28. You could have contentment in youth if those who had attained it demonstrated how to act with older contentment when young.

29. Find essential things that need doing, and promote those things with physical commitments.

30. Those who pay attention to their society and participate are on the path to social success and perpetual vigor.

31. A person with an inflexible mind and rigid attitudes isn’t thinking and is functionally a dead statue.

32. Maturity and old age are lovely if one has behaved well and continues to behave well, but it requires wisdom to know what that means.

33. How you can have tranquility within your home, and contentment with society and the world, can be learned early and enjoyed for a lifetime.

34. We are all students of life, and we are all thinking about what we should be doing as youths, adults, and mature people, some of the time.

35. We should avoid offensive behavior at every age, be kind to everyone, speak well of our friends and always behave honestly.

36. The sage of Proverbs said to a youth that he should get wisdom, and what is that but to learn to foresee coming causes and their effects?

37. Modern people find it difficult to grow old gracefully because their lives are inundated with propaganda to value things they don’t need.

38. It is impossible to slow the fleeting days, but we can influence our physical and mental health and promote our contentment.

39. We mellow with age and improve our happiness if we cultivate our wisdom, but we rot with age if we grasp at unearned pleasures.

40. Those who disparage old age are destroying decades of their potential future contentment.

41. Whoever lives for bodily pleasures will grow increasingly despondent with their advancing years’ decrepitude, but those enjoying helping others will thrive.

42. Wise people are content with what they are becoming and enjoy what they have made for themselves.

43. As we age, we become more similar to our unique inner selves.

44. To grow old well, pay attention to the good things you might seek and the bad things to avoid.

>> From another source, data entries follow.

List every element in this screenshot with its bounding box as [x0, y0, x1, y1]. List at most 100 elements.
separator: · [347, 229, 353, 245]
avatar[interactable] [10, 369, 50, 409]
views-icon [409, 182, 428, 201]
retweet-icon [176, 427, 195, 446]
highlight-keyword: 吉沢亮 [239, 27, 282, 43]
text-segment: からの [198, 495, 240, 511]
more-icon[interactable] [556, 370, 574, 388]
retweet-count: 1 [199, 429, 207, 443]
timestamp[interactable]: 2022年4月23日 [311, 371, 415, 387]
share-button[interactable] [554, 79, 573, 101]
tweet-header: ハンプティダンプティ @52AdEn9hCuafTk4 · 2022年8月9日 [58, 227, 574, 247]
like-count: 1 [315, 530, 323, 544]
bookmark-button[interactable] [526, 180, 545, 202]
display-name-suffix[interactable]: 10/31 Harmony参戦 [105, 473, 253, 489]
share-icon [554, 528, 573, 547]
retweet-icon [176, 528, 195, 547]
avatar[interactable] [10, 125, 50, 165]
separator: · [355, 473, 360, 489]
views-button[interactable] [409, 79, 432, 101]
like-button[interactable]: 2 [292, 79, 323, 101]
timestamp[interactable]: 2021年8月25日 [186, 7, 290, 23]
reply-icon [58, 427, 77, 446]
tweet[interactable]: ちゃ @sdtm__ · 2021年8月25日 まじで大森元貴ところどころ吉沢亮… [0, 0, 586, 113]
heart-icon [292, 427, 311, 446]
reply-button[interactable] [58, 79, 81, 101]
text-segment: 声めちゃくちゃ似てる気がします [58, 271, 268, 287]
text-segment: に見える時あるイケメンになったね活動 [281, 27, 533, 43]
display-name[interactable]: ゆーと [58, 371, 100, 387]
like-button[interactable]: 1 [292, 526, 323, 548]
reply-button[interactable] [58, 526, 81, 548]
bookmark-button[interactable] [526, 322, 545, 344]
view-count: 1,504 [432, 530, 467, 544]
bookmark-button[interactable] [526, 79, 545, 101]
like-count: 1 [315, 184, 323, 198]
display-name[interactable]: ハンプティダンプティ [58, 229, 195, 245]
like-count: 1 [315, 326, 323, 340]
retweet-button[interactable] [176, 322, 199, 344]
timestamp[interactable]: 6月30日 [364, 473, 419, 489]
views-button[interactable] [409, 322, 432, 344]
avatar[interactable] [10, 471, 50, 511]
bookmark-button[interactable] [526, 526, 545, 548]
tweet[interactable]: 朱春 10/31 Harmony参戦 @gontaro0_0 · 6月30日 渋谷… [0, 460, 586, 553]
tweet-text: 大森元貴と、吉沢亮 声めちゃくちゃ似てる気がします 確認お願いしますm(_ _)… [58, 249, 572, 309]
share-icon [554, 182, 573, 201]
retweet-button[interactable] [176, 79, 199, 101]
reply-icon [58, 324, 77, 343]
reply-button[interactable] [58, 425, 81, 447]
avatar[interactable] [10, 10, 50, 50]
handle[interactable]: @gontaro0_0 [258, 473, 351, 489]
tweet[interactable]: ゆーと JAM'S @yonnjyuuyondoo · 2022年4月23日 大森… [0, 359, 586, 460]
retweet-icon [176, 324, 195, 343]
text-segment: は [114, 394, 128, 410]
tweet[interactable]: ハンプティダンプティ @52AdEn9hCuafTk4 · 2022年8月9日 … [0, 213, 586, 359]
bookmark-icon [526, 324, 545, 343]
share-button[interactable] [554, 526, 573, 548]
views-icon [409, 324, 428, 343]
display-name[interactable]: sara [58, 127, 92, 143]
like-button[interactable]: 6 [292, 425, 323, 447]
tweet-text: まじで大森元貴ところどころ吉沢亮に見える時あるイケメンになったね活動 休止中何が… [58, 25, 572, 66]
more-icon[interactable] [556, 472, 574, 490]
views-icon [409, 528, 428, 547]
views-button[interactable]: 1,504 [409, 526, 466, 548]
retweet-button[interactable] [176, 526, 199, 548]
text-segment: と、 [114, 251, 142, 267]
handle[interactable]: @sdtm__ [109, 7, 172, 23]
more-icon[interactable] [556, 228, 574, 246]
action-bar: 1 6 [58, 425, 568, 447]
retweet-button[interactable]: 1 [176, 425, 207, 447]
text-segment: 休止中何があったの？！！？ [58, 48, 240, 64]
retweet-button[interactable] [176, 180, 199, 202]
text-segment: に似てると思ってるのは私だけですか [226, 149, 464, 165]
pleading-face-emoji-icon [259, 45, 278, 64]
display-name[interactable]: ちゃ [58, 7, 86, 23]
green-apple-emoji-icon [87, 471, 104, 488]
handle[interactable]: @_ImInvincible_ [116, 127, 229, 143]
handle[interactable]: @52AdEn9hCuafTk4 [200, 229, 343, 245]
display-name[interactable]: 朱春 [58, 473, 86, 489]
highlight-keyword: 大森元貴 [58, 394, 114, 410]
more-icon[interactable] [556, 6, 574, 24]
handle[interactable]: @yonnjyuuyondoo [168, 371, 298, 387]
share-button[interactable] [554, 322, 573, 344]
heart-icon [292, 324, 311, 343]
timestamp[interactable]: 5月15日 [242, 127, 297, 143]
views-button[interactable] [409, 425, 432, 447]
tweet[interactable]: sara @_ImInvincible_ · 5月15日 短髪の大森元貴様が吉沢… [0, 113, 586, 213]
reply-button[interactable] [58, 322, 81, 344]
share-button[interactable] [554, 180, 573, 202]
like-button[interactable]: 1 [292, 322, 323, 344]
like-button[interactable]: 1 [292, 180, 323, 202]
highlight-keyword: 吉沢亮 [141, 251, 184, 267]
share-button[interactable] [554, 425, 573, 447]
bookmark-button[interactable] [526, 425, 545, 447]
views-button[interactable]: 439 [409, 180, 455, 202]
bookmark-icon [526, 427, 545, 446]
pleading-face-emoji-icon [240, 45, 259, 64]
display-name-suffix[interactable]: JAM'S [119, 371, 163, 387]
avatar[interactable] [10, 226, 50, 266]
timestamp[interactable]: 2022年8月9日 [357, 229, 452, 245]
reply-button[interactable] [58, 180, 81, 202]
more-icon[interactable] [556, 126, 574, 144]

45. You can be growing experience and the potential for greater wisdom every moment of your life, which will compound exponentially.

46. Waking up to full consciousness in the morning or the middle of a conversation is always enlightening.

47. A young neurotic is often a physically healthy person who has cultivated some poor mental habits.

48. Life is proportional to how we use it, and the better use we make of our adult years, the more profound will be our later contentment.

49. Everyone has problems, and if we look carefully, we can learn from their experiences.

50. The desirable childlike qualities of old age enable older people to see the world with fresh insights and be contented with what they see there.

51. A mature person avoids risks because risks often cause problems, and usually, you can do something else that gets you what you need.

52. Being creative usually gets you to your self-chosen good end.

53. When people ask me what’s my secret for looking so good at eighty-five, I say I chose my parents carefully and kept my face out of fights.

54. When you are doing something important, you are alive and feel young, but you are instantly old and feel decrepit when you stop doing anything productive.

55. Cheerfulness is based on a life of good habits, but happiness is always in the moment, and soon that happy moment vanishes forever.

56. Fools grow more foolish with age, as their thinking based on falsehoods grows ever more confused and they practice worsening habits.

57. Maturity is a potential reward we might achieve for not getting ourselves killed in our youth doing stupid things or in middle age with alcohol.

58. Every new moment of a maturing life is getting better because it develops itself upon a more developed foundation.

59. People quickly forget that the function of their brain is to promote their health and survival of their body so they can reproduce their species.

60. We carry our good, bad, and middling habits to our last breath.

61. To the end of your life, a good habit for improving your contentment is to find ways to help others improve their lives.

62. A life well lived can be departed at any time because it has improved the world of everyone who lives after.

63. Live your life to the fullness of the moment, even when that moment is dying.